A week after this recent violence against Gaza, U.S. Secretary of State Mike Pompeo moved U.S. policy away from international consensus by claiming Israeli settlements in the West Bank and East Jerusalem as legal.
“This is the result of years of political positioning and policy. Does journalism add to it? Yes, oftentimes it does,” Buttu says. When pundits call Jewish-Israeli settlements in Jerusalem “neighborhoods,” for example, this leads people to believe that East Jerusalem is not occupied and those “neighborhoods” are not illegal.

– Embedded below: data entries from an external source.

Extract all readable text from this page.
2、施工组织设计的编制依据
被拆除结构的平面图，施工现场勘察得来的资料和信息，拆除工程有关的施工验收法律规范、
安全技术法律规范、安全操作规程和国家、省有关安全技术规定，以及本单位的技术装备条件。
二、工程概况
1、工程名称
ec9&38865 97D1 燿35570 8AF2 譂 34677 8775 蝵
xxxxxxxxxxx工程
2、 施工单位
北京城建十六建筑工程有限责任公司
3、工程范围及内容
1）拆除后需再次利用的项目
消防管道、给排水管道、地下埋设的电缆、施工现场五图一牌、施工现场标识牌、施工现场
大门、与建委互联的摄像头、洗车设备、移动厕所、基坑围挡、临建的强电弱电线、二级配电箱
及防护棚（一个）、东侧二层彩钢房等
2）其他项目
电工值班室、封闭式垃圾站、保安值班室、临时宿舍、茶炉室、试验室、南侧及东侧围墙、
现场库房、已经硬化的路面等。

If people believe this, Buttu worries, then what’s the problem with the U.S. or other nations declaring Jerusalem as the capital of Israel?
“You see how the lines get blurred in the media, and that the policy actually becomes reality,” says Buttu.
In a statement on the recent attack in Gaza, U.N. special coordinator for the Middle East peace process Nickolay Mladenov expressed that he was “very concerned about the ongoing and serious escalation between Palestinian Islamic Jihad and Israel . . . The indiscriminate launching of rockets and mortars against population centres is absolutely unacceptable and must stop immediately.”
The media purports an image of “what’s going on in Gaza as a ‘war’ with two sides, two equal sides, without context.”
We only hear of language like “escalation of violence” used “when Palestinians begin to challenge the Israeli policies against them,” Palestinian journalist Mariam Barghouti tells The Progressive. Politicians are quick to decry Israel’s “right to defend itself,” she says, not understanding (or maybe actively ignoring) that Israel is in a much greater position of power.
“They start saying it’s an ‘escalation of violence’ [yet] there is no mention that Palestinians are living in daily violence. That is not an ‘escalation,’ it’s our daily reality,” she notes. And as an occupied population—under international law, at least—Palestinians have the right to resist this daily violence.
“It’s quite unfortunate, but Palestine isn’t the exception,” Barghouti declares. “This has occurred historically over and over again where media [is] pressured by various parties who are committing and perpetuating the injustices.”
And there are consequences to resisting this pressure. “How terrifying is it that when someone points out the violations that Israel commits, they risk their job like Marc Lamont Hill?” Barghouti asks incredulously, referring to last year’s firing of the CNN contributor after he advocated in a speech to the United Nations for Palestinian self-determination and equal rights.
“Its not whether a Palestinian analysis is being included or not. The issue is with facts on the ground,” Abu al-Rob adds. “The issue is that there are people being killed. There is continuous bombing of Gaza, and the targeting of civilian areas, killing women and children,” he concludes. “The truth on the ground is the truth.”